I'd like to hear other's opinions about use cases.
I agree that Textbringer is a specific use case, but it's important for me, and it's good to introduce String#bytesplice if it's useful for others.
There are also other ways to solve this, where I think you semantically want a byte array/buffer which can be shown as text and searched:
- Use UTF-32LE/UTF-32BE to have constant indexing of Strings, then
[]=
works fine
UTF-32 is not ASCII compatible and cannot be used as a script encoding, so I prefer UTF-8.
- Can the String be kept as Encoding::BINARY all the time, why does it need to be UTF-8? Can it just be reencoded to UTF-8 in the few places which really need it?
It's possible and that's what I do in the implementation of Textbringer.
But such encoding changes are unnecessary if Ruby supports byte-based operations on strings with text encodings.

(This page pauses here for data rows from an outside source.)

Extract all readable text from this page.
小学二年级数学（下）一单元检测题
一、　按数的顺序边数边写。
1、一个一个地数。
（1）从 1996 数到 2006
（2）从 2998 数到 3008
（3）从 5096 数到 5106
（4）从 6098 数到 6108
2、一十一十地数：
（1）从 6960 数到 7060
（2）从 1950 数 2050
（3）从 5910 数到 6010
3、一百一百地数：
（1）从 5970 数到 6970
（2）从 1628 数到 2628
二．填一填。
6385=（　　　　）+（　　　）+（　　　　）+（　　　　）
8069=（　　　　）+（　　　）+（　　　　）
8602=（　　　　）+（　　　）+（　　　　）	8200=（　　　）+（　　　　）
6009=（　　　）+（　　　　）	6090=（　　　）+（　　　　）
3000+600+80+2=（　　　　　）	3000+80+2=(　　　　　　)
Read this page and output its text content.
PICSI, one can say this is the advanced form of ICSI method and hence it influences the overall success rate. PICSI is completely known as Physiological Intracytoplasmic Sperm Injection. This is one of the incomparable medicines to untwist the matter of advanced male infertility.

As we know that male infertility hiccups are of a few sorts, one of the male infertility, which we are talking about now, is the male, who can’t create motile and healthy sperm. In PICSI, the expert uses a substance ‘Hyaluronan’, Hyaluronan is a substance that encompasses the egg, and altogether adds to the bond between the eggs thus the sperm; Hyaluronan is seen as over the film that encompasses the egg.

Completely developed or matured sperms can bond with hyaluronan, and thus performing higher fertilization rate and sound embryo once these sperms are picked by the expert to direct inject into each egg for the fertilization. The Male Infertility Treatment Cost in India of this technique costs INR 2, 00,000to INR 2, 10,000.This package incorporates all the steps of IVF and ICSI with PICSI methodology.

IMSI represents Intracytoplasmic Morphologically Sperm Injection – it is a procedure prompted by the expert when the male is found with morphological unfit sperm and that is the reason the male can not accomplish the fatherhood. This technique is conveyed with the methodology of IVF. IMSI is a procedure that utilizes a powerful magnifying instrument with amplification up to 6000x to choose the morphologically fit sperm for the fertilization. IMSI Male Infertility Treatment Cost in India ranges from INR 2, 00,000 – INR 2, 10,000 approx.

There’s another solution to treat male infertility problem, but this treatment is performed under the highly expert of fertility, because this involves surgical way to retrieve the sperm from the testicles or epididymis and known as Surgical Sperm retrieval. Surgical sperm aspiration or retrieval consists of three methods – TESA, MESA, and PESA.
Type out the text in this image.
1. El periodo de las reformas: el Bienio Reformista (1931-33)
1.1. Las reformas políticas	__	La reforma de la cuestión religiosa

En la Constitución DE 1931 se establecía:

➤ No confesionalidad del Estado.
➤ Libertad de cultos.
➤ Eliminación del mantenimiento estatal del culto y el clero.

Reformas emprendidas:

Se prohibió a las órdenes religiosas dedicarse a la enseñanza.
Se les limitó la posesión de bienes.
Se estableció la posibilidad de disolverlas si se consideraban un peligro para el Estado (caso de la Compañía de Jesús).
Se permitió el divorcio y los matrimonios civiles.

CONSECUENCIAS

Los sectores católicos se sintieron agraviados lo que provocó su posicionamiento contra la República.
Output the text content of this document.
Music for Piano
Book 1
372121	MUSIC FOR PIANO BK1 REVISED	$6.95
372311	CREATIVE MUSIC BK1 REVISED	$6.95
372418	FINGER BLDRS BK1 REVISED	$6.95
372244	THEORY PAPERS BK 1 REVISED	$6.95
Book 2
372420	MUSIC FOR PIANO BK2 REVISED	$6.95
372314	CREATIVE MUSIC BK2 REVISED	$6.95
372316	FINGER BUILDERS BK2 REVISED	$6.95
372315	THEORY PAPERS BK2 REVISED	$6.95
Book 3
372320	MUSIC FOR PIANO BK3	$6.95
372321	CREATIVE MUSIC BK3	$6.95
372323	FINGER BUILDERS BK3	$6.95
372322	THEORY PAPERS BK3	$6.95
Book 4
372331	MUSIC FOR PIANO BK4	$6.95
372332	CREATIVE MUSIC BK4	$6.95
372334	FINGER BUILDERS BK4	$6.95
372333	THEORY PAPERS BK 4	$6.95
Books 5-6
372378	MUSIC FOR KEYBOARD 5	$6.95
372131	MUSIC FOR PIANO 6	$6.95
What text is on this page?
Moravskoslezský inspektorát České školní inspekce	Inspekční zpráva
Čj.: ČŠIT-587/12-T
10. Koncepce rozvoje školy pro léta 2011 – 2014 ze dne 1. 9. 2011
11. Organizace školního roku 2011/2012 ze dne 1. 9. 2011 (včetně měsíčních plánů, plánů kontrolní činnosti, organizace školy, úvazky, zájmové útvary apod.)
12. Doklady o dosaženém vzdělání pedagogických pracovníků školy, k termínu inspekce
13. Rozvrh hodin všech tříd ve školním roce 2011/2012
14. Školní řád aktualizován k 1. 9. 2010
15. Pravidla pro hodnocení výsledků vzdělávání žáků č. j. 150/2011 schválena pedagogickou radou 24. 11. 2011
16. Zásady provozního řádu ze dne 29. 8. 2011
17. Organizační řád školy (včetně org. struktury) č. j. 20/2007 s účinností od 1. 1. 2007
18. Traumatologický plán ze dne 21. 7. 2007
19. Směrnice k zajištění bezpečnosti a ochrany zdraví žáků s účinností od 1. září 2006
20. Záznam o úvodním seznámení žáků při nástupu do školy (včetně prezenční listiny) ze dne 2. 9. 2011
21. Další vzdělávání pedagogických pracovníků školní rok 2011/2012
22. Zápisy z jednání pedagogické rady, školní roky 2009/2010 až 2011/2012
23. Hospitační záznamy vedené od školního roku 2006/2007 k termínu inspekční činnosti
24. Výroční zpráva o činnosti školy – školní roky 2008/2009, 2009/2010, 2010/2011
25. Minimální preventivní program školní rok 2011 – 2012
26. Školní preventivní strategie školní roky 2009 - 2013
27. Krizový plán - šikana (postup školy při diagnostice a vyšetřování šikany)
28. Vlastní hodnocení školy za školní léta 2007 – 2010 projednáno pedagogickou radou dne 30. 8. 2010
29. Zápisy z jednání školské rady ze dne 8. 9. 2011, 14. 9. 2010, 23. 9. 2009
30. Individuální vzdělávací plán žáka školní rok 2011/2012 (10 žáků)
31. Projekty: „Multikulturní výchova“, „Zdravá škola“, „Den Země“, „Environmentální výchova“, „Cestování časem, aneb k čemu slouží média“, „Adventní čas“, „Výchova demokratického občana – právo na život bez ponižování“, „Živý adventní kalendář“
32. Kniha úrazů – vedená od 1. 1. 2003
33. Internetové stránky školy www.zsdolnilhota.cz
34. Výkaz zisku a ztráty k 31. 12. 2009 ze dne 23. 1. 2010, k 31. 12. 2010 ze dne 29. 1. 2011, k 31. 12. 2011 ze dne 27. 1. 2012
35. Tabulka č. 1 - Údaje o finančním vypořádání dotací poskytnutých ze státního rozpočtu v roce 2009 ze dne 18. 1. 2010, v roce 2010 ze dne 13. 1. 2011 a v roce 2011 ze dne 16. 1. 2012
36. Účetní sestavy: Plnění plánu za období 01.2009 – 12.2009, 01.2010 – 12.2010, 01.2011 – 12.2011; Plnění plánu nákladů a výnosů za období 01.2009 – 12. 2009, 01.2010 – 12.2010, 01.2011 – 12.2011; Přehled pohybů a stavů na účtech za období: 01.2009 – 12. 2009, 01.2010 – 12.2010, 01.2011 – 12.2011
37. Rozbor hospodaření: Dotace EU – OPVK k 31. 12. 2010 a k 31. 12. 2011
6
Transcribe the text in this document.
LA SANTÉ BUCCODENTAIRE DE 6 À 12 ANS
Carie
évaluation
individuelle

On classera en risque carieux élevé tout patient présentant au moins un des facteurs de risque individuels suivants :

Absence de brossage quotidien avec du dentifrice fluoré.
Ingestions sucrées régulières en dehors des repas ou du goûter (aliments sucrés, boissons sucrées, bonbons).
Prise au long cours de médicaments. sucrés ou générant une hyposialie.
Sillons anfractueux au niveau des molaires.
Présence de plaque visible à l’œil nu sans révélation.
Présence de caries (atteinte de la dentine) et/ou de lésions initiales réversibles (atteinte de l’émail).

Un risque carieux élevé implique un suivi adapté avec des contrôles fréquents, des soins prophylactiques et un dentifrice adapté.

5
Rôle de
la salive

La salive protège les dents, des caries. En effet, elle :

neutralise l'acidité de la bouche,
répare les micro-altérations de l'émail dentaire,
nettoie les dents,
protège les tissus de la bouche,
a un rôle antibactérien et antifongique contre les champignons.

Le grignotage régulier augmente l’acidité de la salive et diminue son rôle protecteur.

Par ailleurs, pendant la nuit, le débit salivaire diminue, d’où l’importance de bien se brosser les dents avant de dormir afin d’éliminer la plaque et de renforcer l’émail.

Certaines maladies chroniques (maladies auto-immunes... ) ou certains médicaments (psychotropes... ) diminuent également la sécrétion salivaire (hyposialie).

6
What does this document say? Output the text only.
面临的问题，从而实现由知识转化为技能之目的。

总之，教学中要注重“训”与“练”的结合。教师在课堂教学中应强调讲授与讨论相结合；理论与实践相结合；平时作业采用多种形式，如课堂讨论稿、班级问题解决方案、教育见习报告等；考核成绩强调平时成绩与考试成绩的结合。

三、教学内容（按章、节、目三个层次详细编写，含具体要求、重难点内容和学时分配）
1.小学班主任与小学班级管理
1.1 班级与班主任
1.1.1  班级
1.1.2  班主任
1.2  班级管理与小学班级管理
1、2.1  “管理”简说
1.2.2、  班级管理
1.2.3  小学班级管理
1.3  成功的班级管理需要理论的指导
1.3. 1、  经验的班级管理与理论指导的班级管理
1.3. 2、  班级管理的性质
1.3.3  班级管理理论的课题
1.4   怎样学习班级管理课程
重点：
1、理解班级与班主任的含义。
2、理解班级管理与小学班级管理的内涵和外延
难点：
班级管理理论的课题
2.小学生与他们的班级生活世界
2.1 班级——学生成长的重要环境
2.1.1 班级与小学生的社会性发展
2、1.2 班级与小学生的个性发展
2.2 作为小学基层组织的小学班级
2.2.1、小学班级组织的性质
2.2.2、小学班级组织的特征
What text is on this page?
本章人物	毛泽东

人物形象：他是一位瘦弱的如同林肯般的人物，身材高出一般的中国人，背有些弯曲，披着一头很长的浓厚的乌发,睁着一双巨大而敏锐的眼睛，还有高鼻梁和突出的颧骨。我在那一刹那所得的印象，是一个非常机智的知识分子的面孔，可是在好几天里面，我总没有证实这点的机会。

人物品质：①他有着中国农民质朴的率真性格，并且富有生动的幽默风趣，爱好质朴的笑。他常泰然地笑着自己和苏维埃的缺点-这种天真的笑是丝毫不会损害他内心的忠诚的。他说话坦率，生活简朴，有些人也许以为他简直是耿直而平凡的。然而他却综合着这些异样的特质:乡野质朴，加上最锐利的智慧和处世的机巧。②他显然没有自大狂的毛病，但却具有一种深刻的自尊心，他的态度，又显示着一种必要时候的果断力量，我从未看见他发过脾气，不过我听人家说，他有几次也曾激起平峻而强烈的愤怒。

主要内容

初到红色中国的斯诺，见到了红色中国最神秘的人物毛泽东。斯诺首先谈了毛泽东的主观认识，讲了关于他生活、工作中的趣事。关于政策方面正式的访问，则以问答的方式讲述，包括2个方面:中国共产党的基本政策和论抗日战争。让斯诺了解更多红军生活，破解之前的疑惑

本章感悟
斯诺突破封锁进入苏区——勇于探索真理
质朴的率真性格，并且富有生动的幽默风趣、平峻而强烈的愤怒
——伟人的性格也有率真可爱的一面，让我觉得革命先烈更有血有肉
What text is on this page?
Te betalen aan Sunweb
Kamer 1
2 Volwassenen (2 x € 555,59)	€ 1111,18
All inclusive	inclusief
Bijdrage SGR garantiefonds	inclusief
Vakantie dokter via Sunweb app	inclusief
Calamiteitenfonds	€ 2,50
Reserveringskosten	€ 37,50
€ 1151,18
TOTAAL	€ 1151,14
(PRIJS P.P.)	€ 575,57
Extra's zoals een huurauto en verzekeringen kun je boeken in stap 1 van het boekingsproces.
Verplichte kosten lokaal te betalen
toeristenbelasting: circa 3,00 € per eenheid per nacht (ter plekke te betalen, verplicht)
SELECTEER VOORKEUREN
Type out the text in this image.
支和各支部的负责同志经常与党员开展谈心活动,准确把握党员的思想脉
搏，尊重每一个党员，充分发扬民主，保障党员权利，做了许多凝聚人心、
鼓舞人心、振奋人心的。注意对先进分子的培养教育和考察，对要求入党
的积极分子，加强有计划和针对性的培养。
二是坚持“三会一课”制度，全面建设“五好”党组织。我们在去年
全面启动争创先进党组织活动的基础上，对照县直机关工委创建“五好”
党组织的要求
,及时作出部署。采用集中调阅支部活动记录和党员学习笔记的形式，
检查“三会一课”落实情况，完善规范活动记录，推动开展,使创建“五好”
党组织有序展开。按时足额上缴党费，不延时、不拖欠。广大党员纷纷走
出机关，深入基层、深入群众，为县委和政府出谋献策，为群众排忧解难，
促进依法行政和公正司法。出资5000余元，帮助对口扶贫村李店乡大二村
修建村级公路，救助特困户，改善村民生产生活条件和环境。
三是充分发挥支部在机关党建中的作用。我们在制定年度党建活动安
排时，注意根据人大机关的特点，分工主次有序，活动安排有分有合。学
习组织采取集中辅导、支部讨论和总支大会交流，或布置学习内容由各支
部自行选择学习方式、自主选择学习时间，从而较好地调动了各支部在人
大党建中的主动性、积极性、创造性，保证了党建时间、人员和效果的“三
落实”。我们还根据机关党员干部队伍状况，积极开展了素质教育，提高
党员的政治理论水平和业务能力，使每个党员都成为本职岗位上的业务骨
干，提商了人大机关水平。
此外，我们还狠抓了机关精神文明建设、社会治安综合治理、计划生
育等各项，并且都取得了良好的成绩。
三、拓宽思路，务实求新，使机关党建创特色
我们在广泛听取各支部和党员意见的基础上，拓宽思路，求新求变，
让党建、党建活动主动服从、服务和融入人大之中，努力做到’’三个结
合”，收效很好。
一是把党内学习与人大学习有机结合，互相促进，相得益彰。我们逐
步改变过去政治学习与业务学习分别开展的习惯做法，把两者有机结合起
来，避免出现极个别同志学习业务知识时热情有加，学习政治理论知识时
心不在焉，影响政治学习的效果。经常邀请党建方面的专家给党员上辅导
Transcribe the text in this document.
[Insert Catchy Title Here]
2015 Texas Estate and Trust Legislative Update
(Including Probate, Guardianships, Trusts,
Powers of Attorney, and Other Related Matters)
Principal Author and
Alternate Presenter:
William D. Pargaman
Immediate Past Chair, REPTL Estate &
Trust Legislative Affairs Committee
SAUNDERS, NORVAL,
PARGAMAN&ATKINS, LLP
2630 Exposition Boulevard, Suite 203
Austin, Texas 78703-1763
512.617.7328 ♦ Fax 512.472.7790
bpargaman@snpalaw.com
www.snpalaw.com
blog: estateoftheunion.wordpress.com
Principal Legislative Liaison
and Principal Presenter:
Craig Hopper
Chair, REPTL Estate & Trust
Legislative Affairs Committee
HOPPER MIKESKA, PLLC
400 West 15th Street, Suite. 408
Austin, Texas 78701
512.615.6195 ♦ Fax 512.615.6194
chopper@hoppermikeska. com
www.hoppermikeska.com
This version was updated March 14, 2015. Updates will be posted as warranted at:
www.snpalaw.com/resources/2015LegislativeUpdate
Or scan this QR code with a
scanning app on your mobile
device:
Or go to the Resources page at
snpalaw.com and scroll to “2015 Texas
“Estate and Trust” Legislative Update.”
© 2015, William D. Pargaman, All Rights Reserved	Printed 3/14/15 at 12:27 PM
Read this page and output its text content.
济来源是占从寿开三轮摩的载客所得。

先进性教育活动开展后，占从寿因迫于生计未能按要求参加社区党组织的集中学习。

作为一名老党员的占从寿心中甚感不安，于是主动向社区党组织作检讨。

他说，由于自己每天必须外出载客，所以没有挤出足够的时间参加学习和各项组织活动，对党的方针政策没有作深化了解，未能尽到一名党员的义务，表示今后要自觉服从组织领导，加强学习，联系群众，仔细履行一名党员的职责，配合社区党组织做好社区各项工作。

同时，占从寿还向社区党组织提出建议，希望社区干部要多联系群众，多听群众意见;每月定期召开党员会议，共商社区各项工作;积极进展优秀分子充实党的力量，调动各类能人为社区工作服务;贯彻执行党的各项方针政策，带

I've heard from Naruse-san that he has the similar idea. He may have more use cases.
- Do not use String and e.g. use an Array of byte values or a C extension
I wouldn't like to implement regular expressions on Array.
- Use Ropes or similar implemented in Ruby, which would avoid extra copying and might not need to use byte offsets at all
I prefer String for the reasons stated above.
- Add some way to have a "cursor object" in a String, which knows both the byte index and the character index, and have its own methods, that would be much more general and could help improve the performance in far more cases (e.g., could also yield such a cursor in some
each_char_with_cursor
method). It's probably too tricky to implement correctly when the String is mutable though.
Such a cursor object can be alternative of byte-based methods, but a cursor object is only valid for a particular String at a particular time, and it may bring different issues from byte-based methods.